Newsweek Goes Up for Sale Again but PE Likely Won’t Bite

Don’t expect private equity to be interested in Newsweek, which is reportedly up for sale again, banking and PE sources said.

IAC, which owns Newsweek, is exploring a sale of the newsweekly, Variety is reporting. Private equity firms will likely not bid for Newsweek because the magazine doesn’t produce any EBITDA, sources said.

“Only strategics will be interested,” one banker said. “It will be a hard sell.”

Newsweek requires a new business plan, a PE exec added. The magazine needs funding to transition to that plan and resources to develop independent content, the source said. “If the Daily Beast and IAC couldn’t make it work, who can?” the exec said.

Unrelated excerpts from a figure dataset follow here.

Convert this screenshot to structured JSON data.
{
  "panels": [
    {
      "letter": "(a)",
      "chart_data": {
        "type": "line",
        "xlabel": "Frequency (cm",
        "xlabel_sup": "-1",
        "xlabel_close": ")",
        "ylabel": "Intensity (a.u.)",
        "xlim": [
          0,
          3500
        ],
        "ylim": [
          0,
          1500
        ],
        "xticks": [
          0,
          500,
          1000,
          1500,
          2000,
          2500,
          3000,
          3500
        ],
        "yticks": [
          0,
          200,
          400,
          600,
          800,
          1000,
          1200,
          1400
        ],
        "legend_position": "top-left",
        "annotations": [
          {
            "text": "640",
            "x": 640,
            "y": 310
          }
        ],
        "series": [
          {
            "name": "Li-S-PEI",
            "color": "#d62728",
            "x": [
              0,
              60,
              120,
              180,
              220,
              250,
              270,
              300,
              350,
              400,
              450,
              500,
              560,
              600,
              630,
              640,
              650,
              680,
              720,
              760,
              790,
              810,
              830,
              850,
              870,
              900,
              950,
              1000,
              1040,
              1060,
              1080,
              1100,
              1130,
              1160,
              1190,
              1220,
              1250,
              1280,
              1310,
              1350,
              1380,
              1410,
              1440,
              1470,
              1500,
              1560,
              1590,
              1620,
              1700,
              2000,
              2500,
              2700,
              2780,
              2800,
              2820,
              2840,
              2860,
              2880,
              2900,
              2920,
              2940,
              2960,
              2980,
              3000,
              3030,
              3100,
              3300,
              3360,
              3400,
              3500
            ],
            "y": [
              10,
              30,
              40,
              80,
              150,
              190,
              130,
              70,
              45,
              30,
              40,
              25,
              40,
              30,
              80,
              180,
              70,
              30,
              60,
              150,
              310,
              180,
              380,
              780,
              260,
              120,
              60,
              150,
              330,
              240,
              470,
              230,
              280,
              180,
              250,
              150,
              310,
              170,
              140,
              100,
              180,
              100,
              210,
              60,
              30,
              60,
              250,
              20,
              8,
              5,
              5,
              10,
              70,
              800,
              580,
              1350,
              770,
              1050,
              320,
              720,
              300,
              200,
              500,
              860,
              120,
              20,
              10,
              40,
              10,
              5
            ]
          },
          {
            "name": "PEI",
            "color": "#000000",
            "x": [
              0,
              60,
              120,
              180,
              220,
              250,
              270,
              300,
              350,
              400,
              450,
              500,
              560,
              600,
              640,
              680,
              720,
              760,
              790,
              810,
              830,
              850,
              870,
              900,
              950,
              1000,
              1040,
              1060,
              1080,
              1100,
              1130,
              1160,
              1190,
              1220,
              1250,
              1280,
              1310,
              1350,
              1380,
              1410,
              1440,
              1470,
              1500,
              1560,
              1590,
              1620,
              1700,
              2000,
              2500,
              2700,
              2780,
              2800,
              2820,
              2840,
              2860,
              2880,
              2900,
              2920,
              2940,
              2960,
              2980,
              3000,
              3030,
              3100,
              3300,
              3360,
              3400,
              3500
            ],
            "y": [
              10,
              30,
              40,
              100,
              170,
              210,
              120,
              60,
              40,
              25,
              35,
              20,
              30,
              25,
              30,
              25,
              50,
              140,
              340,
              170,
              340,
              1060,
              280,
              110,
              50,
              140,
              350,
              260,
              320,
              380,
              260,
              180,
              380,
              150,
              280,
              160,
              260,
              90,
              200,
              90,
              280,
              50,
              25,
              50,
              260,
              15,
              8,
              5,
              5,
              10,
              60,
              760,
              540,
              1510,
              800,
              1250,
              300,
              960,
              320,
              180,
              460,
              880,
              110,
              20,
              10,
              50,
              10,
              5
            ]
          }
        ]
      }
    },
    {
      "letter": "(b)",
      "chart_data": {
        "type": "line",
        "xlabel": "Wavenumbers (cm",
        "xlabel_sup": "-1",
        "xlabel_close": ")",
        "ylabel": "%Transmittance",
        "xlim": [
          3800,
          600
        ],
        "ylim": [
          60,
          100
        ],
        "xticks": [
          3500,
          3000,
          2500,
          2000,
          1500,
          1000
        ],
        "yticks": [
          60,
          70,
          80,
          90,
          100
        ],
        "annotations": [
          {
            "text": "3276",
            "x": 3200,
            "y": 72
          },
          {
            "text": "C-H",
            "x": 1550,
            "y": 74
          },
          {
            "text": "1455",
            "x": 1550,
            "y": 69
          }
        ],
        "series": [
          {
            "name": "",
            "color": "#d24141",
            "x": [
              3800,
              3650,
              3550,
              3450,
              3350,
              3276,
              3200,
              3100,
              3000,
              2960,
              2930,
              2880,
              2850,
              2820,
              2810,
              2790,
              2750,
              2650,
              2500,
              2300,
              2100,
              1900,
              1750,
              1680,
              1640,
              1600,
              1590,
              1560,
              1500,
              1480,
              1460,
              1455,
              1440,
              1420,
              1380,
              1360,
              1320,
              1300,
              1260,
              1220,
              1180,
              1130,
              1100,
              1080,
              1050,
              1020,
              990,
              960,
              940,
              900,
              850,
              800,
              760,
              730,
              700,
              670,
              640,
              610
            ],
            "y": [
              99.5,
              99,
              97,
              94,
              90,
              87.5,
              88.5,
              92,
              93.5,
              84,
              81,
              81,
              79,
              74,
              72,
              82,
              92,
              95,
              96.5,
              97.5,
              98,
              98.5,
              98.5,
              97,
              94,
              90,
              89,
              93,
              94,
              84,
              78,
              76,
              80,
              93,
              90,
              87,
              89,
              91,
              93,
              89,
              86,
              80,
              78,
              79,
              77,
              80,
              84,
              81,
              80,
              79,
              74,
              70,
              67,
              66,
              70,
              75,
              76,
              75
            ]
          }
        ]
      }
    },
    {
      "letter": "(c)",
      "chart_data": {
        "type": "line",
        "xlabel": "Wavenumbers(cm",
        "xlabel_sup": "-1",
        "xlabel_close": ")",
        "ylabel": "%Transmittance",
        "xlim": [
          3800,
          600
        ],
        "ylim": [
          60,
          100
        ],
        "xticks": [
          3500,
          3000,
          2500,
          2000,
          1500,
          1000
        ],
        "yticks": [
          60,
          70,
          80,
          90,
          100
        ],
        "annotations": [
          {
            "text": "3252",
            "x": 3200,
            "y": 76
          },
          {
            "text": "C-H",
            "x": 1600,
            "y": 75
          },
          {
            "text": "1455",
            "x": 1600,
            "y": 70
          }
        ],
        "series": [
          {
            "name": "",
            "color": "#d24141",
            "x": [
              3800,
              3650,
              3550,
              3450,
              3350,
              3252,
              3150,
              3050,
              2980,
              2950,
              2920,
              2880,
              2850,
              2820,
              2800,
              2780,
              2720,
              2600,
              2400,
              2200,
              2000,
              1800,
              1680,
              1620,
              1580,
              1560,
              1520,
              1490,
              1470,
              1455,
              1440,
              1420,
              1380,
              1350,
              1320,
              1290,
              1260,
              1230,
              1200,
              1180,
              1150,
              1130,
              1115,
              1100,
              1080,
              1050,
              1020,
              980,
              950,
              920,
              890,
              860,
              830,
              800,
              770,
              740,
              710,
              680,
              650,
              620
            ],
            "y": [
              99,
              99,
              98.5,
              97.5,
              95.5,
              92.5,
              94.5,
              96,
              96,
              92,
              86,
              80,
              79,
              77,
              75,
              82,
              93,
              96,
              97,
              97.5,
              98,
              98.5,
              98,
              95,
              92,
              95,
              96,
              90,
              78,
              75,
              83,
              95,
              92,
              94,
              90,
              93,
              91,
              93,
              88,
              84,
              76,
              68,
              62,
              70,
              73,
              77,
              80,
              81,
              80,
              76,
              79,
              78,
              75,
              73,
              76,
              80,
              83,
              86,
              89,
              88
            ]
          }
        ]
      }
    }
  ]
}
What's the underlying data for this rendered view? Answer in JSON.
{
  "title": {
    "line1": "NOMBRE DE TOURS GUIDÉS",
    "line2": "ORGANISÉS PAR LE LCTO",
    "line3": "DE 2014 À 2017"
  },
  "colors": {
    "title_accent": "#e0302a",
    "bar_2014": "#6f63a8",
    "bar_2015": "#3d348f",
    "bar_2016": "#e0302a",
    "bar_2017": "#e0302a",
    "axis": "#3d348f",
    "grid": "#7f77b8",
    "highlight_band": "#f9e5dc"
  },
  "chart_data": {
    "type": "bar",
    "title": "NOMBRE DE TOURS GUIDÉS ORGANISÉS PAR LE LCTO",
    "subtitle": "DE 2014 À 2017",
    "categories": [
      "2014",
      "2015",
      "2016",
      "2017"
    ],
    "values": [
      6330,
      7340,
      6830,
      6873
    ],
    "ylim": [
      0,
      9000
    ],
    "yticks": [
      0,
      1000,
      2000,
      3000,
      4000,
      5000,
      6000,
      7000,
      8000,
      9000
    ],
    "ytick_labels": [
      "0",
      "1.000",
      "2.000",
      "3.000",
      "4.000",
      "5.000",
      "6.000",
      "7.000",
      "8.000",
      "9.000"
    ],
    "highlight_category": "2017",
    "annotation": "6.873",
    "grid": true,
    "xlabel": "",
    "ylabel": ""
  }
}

The magazine’s lack of EBITDA isn’t new and this didn’t prevent Newsweek from finding a buyer back in 2010. Then owned by the Washington Post Co., Newsweek was seeking bids of between $15 million and $20 million, peHUB reported at the time. Bidders included Newsmax Media; Thane Ritchie, Ritchie Capital Management’s CEO; OpenGate Capital and Sidney Harman, according to Reuters.

Harman went on to win the auction and paid $1 in exchange for absorbing Newsweek’s considerable financial liabilities.

Harman merged Newsweek with the Daily Beast Co., which is owned by IAC, in November 2010. Harman passed away in April 2011 and his family chose not invest more in the publication, Variety says.

The sale of Newsweek comes after Barry Diller, IAC’s chairman, said on Bloomberg TV that “it was a mistake” to buy Newsweek. Diller said printing a single magazine, especially a news weekly, is a “fools errand,” according to press reports.

Officials for IAC and Newsweek could not immediately be reached for comment.